Grand Forks officials might pay a company as much as $1 million to convince it to build an aquarium here.
City Council members agreed on Monday that city administrators should continue working on a business subsidy for SeaQuest, an Idaho-based company that hopes to set up a 17,000-square-foot aquarium in the Grand Cities Mall.
“We really believe that we would be the number one destination in Grand Forks,” Vince Covino, the company’s CEO, told council members. Covino touted the aquarium’s presumed $15 million worth of approximate yearly “economic impact,” which he arrived at by multiplying the $3 million to $4 million worth of gross revenue the company expects to take in at the Grand Forks location each year and multiplying it by a factor of five to eight, a figure that comes from studies of other aquariums. The hoped-for Grand Forks aquarium, he said, would sell about 300,000 tickets each year, drawing some visitors from hundreds of miles away.

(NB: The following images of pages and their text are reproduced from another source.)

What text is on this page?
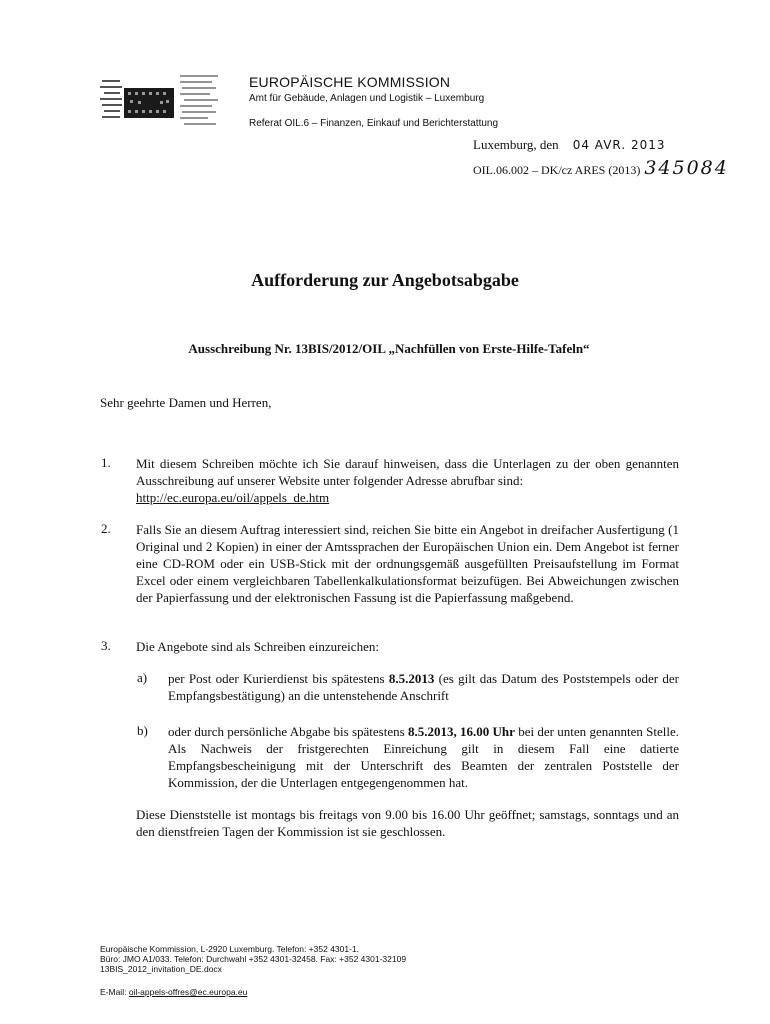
EUROPÄISCHE KOMMISSION
Amt für Gebäude, Anlagen und Logistik – Luxemburg
Referat OIL.6 – Finanzen, Einkauf und Berichterstattung
Luxemburg, den 04 AVR. 2013
OIL.06.002 – DK/cz ARES (2013) 345084
Aufforderung zur Angebotsabgabe
Ausschreibung Nr. 13BIS/2012/OIL „Nachfüllen von Erste-Hilfe-Tafeln“
Sehr geehrte Damen und Herren,
1. Mit diesem Schreiben möchte ich Sie darauf hinweisen, dass die Unterlagen zu der oben genannten Ausschreibung auf unserer Website unter folgender Adresse abrufbar sind:
http://ec.europa.eu/oil/appels_de.htm
2. Falls Sie an diesem Auftrag interessiert sind, reichen Sie bitte ein Angebot in dreifacher Ausfertigung (1 Original und 2 Kopien) in einer der Amtssprachen der Europäischen Union ein. Dem Angebot ist ferner eine CD-ROM oder ein USB-Stick mit der ordnungsgemäß ausgefüllten Preisaufstellung im Format Excel oder einem vergleichbaren Tabellenkalkulationsformat beizufügen. Bei Abweichungen zwischen der Papierfassung und der elektronischen Fassung ist die Papierfassung maßgebend.
3. Die Angebote sind als Schreiben einzureichen:
a) per Post oder Kurierdienst bis spätestens 8.5.2013 (es gilt das Datum des Poststempels oder der Empfangsbestätigung) an die untenstehende Anschrift
b) oder durch persönliche Abgabe bis spätestens 8.5.2013, 16.00 Uhr bei der unten genannten Stelle. Als Nachweis der fristgerechten Einreichung gilt in diesem Fall eine datierte Empfangsbescheinigung mit der Unterschrift des Beamten der zentralen Poststelle der Kommission, der die Unterlagen entgegengenommen hat.
Diese Dienststelle ist montags bis freitags von 9.00 bis 16.00 Uhr geöffnet; samstags, sonntags und an den dienstfreien Tagen der Kommission ist sie geschlossen.
Europäische Kommission, L-2920 Luxemburg. Telefon: +352 4301-1.
Büro: JMO A1/033. Telefon: Durchwahl +352 4301-32458. Fax: +352 4301-32109
13BIS_2012_invitation_DE.docx
E-Mail: oil-appels-offres@ec.europa.eu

The aquarium would take up about 17,000 of the 100,000-square-foot building that used to be occupied by a Kmart store in the mall. The store closed in the spring of 2018. The square footage of other, established SeaQuest aquariums ranges from 19,000 to 27,000 square feet.
The company has nine aquariums spread across the United States, the closest of which is in Roseville, Minn., an inner-ring suburb of Minneapolis and St. Paul. That aquarium boasts snorkeling sessions with stingrays, meetups with otters, and a “fishy kisses” session in which small, toothless fish gently nibble at the dead skin on customers’ feet. It has sloth, shark, eel, capybara, and python exhibits, among others.
A regional marketing analysis paid for in part by Grand Forks’ city government concluded that more young families are living in the area than before, and that the region lacked as many amusements, recreation areas and museums as its peers.
The $1 million, according to a report compiled by city staff, would aim to “reduce SeaQuest’s risk in opening in the smaller metropolitan market of Grand Forks.” Covino said other SeaQuest locations have received subsidies from local governments or the company’s landlords. Landlords have put up between $1 million and $3.45 million, he said, and cities have put up between $350,000 and $1 million.
Whatever subsidy Grand Forks comes up with would be a grant, and SeaQuest wouldn’t be asked to repay it. City Administrator Todd Feland said the company was uninterested in a loan.
Covino also said SeaQuest didn’t need the full $1 million put forward by city staffers on Monday.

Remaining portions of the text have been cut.